É verdade que quando foi eleito já a bolsa norte-americana vivia anos dourados, depois da épica recuperação da violenta crise de 2007-2009. Curiosamente, no mês que antecedeu a sua eleição, os mercados caíram, temendo o que poderia fazer um homem como ele à frente do Governo mais poderoso do mundo. Mas Donald Trump sempre governou para o mercado e contribuiu para que este tenha sido (ou esteja a ser, depende da perspectiva) um longo "bull market" de 10 anos.

A forte redução de impostos, o fim de inúmeras regulamentações, a pressão sobre a Fed no corte de taxas e a adopção de uma política muito agressiva de compra de activos são apenas alguns dos exemplos da razão pela qual os mercados adoram Trump. Mesmo quando os Estados Unidos ameaçavam a China com a guerra comercial, quando sentia que as bolsas começavam a ficar demasiado afectadas por isso, aparecia logo uma palavra de concórdia e de esperança de um entendimento. Por vezes, essas declarações apareciam em suportes importantes, quase como se Trump fosse um analista técnico que ajudava o mercado nos pontos-chave.

Em Fevereiro, esperava-se um passeio para Trump na sua reeleição. A economia estava pujante e, apesar dos vários problemas institucionais que a personalidade de Trump provocava, as sondagens indicavam a sua reeleição. Mais do que as sondagens, prefiro olhar para as casas de apostas porque é aí que quem faz as "odds" põe o seu dinheiro em risco e, nessa altura, essas "odds" implicavam uma probabilidade de Trump vencer as eleições superior a 60%. Veio o novo coronavírus, o desemprego a ele associado e uma gestão horrível da crise sanitária. Se é verdade que os Estados Unidos, como é seu apanágio, intervieram rapidamente e de uma forma muito pujante na economia, a forma como Trump conduziu toda a política de comunicação foi um verdadeiro desastre.

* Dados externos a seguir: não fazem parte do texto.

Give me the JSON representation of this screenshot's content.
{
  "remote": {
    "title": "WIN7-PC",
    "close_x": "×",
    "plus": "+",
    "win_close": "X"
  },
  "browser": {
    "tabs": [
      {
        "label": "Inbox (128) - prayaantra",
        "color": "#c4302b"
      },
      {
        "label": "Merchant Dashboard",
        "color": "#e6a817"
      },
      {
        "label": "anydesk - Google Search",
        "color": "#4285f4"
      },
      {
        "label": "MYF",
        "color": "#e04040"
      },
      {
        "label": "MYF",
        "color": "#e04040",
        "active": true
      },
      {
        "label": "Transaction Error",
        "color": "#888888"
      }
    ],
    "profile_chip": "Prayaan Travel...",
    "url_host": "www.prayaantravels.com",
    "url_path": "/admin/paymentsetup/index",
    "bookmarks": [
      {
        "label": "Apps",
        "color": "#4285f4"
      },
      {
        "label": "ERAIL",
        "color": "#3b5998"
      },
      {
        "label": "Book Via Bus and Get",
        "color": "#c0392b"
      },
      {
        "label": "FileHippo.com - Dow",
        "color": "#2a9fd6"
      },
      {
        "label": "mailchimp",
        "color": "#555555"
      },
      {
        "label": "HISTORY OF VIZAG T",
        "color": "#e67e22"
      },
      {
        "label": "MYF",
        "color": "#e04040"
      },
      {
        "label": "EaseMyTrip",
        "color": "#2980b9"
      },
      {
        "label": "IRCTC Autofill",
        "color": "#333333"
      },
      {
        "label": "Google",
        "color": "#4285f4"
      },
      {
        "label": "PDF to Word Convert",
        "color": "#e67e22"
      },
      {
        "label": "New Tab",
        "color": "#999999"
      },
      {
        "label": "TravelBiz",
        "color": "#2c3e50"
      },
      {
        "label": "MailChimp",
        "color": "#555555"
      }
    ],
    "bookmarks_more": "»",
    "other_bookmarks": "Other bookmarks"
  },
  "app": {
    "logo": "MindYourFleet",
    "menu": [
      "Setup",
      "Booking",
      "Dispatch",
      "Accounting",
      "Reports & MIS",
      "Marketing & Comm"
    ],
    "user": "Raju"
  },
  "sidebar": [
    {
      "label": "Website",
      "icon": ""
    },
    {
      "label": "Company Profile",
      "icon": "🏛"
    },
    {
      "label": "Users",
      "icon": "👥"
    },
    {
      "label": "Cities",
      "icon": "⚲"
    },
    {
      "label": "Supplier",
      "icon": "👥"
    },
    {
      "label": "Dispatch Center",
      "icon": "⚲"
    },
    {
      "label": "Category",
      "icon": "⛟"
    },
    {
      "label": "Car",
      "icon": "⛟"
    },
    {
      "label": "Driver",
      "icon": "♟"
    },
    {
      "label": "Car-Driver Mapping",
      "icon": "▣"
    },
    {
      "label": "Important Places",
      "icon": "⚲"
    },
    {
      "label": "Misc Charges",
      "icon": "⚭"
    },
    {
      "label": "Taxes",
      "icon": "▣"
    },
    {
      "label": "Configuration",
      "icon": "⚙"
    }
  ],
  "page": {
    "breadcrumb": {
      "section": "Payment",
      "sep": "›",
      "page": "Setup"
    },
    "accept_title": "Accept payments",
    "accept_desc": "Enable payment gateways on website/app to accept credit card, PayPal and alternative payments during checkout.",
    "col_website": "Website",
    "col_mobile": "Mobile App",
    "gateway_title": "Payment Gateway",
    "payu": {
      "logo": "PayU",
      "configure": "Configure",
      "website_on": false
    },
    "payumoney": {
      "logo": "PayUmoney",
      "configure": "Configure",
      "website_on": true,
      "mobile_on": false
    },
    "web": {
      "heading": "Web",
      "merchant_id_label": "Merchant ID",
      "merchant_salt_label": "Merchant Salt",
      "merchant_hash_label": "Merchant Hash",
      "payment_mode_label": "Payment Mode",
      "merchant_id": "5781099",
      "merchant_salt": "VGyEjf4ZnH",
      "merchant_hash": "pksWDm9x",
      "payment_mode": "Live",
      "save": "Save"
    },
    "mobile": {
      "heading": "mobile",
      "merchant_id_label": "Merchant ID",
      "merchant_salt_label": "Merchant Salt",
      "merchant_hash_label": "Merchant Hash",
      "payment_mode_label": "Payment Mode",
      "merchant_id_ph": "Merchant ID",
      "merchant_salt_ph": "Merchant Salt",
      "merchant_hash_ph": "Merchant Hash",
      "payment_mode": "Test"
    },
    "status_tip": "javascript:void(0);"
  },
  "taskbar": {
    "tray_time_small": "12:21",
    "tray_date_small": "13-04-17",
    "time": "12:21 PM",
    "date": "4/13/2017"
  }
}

As manifestações anti-racismo e o verdadeiro clima incendiário nas grandes cidades americanas foram o rastilho que fez detonar Trump. O racismo é um problema criado pelo Presidente dos Estados Unidos? Não. É um problema que tem séculos de História. Mas a forma insensível, sem demonstrar qualquer compaixão, tornou-o o rosto desse problema. E aquele momento em que afastou à força uma multidão para ir tirar uma foto com a Bíblia à porta da Igreja foi o culminar de uma série de atitudes que nem alguns dos seus mais próximos aliados perdoaram.

Depois de tudo isto, quem apostar, numa casa de apostas, na vitória de Trump receberá bastante mais dinheiro do que se apostar em Biden, já que as probabilidades implícitas de vitória do actual Presidente já são apenas de 40%. E, apesar de, teoricamente, o grande capital ter estado sempre do lado de Trump devido à sua política pró-mercado, neste momento Joe Biden já angariou mais fundos para a sua campanha do que o republicano, com a ajuda do anterior Presidente Obama.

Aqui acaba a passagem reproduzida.